TITLE

Fenced In

AUTHOR(S)
Klein Halevi, Yossi
PUB. DATE
November 2003
SOURCE
New Republic;11/10/2003, Vol. 229 Issue 19, p18
SOURCE TYPE
Periodical
DOC. TYPE
Article
ABSTRACT
The fence that Israel is building along the length of the West Bank should appall me. Fencing in the Jewish state, after all, mocks Zionism's promise to free the Jews from the ghetto. And fencing out the Arab world violates the hope that Israel will one day find a cultural and spiritual place in the Middle East. The fence ends more than three decades of Israeli attempts to reach out to the Middle East.
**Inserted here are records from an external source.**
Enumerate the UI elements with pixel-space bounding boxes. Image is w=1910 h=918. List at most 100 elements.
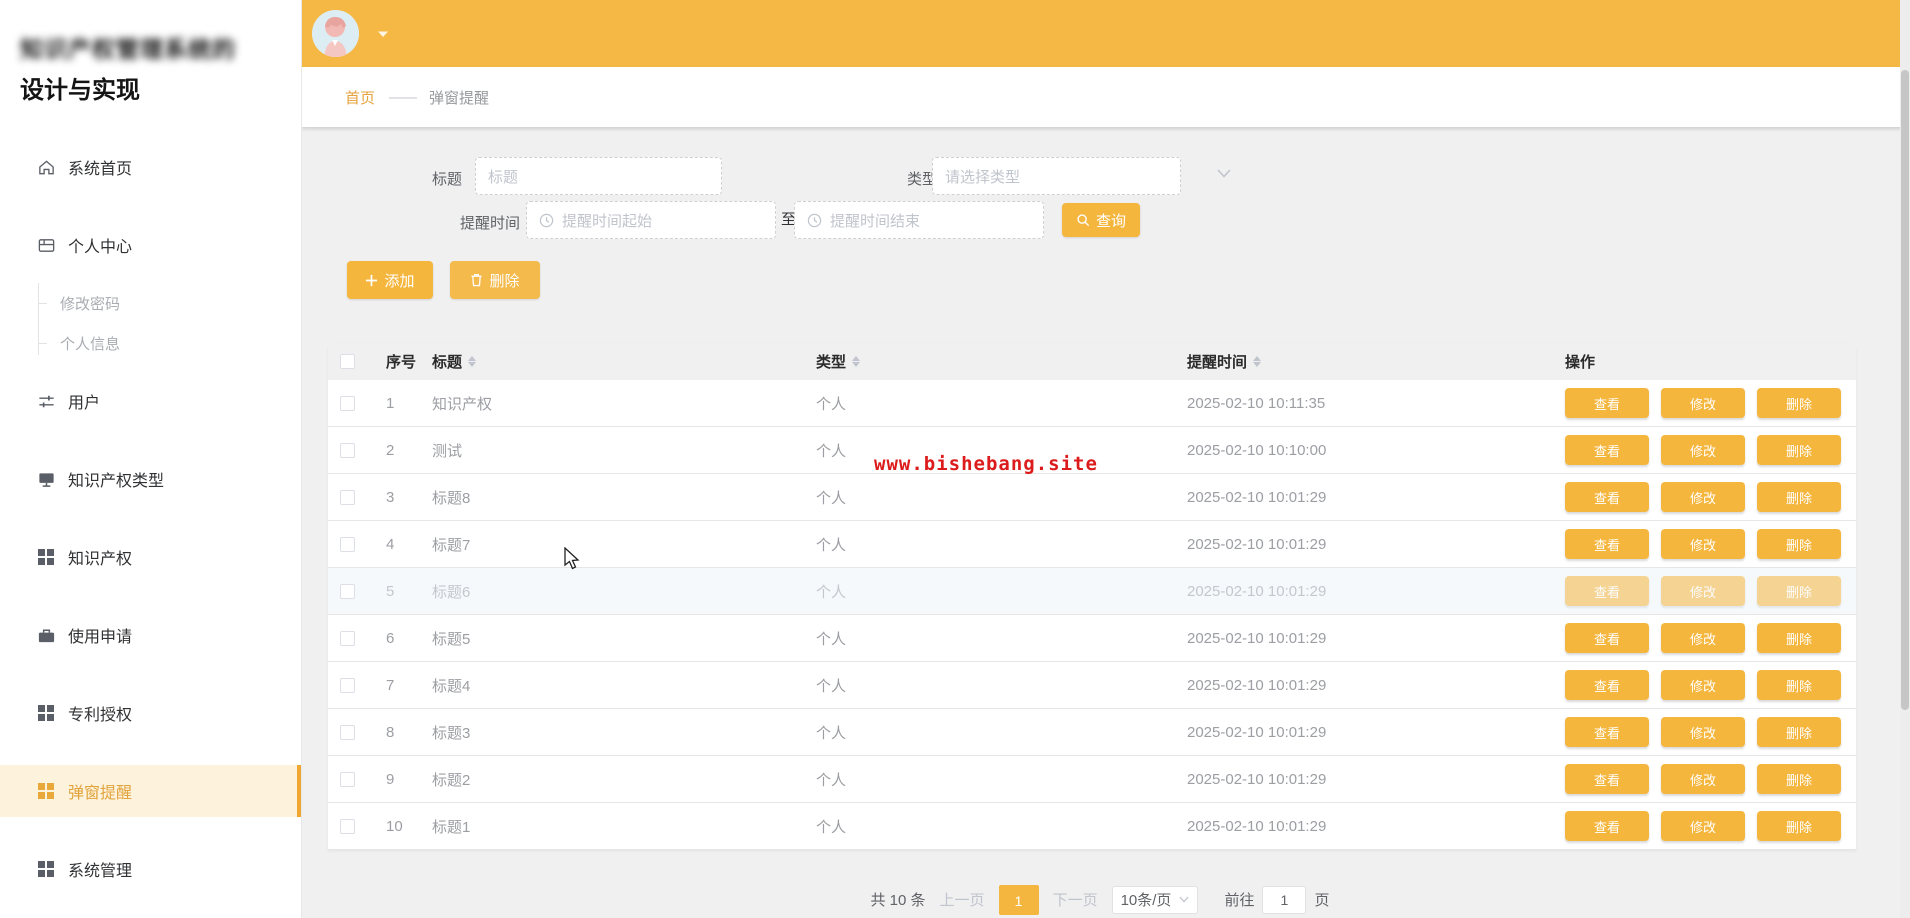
row-checkbox[interactable] xyxy=(340,584,355,599)
sidebar-item-系统首页[interactable]: 系统首页 xyxy=(0,141,301,193)
row-checkbox[interactable] xyxy=(340,725,355,740)
row-no: 9 xyxy=(374,771,420,788)
user-avatar[interactable] xyxy=(312,10,359,57)
row-checkbox-cell xyxy=(328,443,374,458)
chevron-down-icon xyxy=(1179,896,1189,903)
pagination-page-size-select[interactable]: 10条/页 xyxy=(1112,886,1199,914)
type-select[interactable]: 请选择类型 xyxy=(932,157,1181,195)
row-checkbox[interactable] xyxy=(340,678,355,693)
row-actions: 查看修改删除 xyxy=(1553,670,1856,700)
row-checkbox-cell xyxy=(328,584,374,599)
sidebar-item-弹窗提醒[interactable]: 弹窗提醒 xyxy=(0,765,301,817)
data-table: 序号标题类型提醒时间操作 1知识产权个人2025-02-10 10:11:35查… xyxy=(328,343,1856,850)
edit-button[interactable]: 修改 xyxy=(1661,670,1745,700)
time-end-input[interactable]: 提醒时间结束 xyxy=(794,201,1044,239)
app-title-line2: 设计与实现 xyxy=(20,70,287,105)
header-checkbox-cell xyxy=(328,354,374,369)
select-all-checkbox[interactable] xyxy=(340,354,355,369)
edit-button[interactable]: 修改 xyxy=(1661,482,1745,512)
row-checkbox[interactable] xyxy=(340,443,355,458)
row-checkbox[interactable] xyxy=(340,631,355,646)
delete-row-button[interactable]: 删除 xyxy=(1757,623,1841,653)
delete-row-button[interactable]: 删除 xyxy=(1757,764,1841,794)
delete-button-label: 删除 xyxy=(489,270,519,291)
sidebar-item-个人中心[interactable]: 个人中心 xyxy=(0,219,301,271)
time-start-input[interactable]: 提醒时间起始 xyxy=(526,201,776,239)
sort-icon[interactable] xyxy=(852,356,860,367)
table-row: 8标题3个人2025-02-10 10:01:29查看修改删除 xyxy=(328,709,1856,756)
briefcase-icon xyxy=(36,625,56,645)
row-checkbox[interactable] xyxy=(340,819,355,834)
view-button[interactable]: 查看 xyxy=(1565,670,1649,700)
delete-row-button[interactable]: 删除 xyxy=(1757,435,1841,465)
sidebar-item-label: 弹窗提醒 xyxy=(68,779,132,803)
pagination-next-button[interactable]: 下一页 xyxy=(1049,889,1102,910)
row-time: 2025-02-10 10:11:35 xyxy=(1175,395,1553,412)
clock-icon xyxy=(539,213,554,228)
view-button[interactable]: 查看 xyxy=(1565,811,1649,841)
sidebar-subitem-个人信息[interactable]: 个人信息 xyxy=(0,323,301,363)
view-button[interactable]: 查看 xyxy=(1565,529,1649,559)
delete-row-button[interactable]: 删除 xyxy=(1757,388,1841,418)
edit-button[interactable]: 修改 xyxy=(1661,764,1745,794)
row-checkbox-cell xyxy=(328,725,374,740)
row-time: 2025-02-10 10:01:29 xyxy=(1175,771,1553,788)
page-scrollbar[interactable] xyxy=(1900,0,1910,918)
delete-row-button[interactable]: 删除 xyxy=(1757,717,1841,747)
sidebar-item-知识产权[interactable]: 知识产权 xyxy=(0,531,301,583)
row-time: 2025-02-10 10:01:29 xyxy=(1175,630,1553,647)
row-actions: 查看修改删除 xyxy=(1553,717,1856,747)
delete-row-button[interactable]: 删除 xyxy=(1757,529,1841,559)
view-button[interactable]: 查看 xyxy=(1565,388,1649,418)
delete-row-button[interactable]: 删除 xyxy=(1757,576,1841,606)
row-checkbox[interactable] xyxy=(340,537,355,552)
row-checkbox[interactable] xyxy=(340,396,355,411)
edit-button[interactable]: 修改 xyxy=(1661,529,1745,559)
view-button[interactable]: 查看 xyxy=(1565,435,1649,465)
row-checkbox-cell xyxy=(328,490,374,505)
row-checkbox[interactable] xyxy=(340,490,355,505)
sidebar-item-专利授权[interactable]: 专利授权 xyxy=(0,687,301,739)
search-button[interactable]: 查询 xyxy=(1062,203,1140,237)
sidebar-item-知识产权类型[interactable]: 知识产权类型 xyxy=(0,453,301,505)
add-button[interactable]: 添加 xyxy=(347,261,433,299)
delete-button[interactable]: 删除 xyxy=(450,261,540,299)
delete-row-button[interactable]: 删除 xyxy=(1757,811,1841,841)
delete-row-button[interactable]: 删除 xyxy=(1757,670,1841,700)
sort-icon[interactable] xyxy=(468,356,476,367)
row-no: 3 xyxy=(374,489,420,506)
row-time: 2025-02-10 10:01:29 xyxy=(1175,677,1553,694)
edit-button[interactable]: 修改 xyxy=(1661,811,1745,841)
title-input[interactable]: 标题 xyxy=(475,157,722,195)
breadcrumb-home-link[interactable]: 首页 xyxy=(345,87,375,108)
sidebar-item-label: 系统首页 xyxy=(68,155,132,179)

The fence actually reduces Israel's deterrence by sending a message of weakness to the Arab world, reinforcing the popular Arab notion that Israel's demise is just a matter of time. The argument for the fence, of course, is that it will save lives. Conversely, the more successful the fence becomes against attacks into Israel, the more terrorists will turn against the settlers living on their side of the barrier. Still, the security argument is compelling enough. Beyond the security argument, though, what's appealing about the fence is precisely what Israeli officials are trying to deny: its political message. Even more than a separation between Israelis and Palestinians, the fence is a demarcation line between the Oslo era of Israeli delusions and the post-Oslo era of Israeli realism. The fence, then, is Israel's acknowledgment that the Palestinian leadership--in this generation at least--won't honor any commitments to respect Israel's legitimacy. The fence is a warning: If Palestinians don't stop terrorism and forfeit their dream of destroying Israel, Israel may impose its own map on them.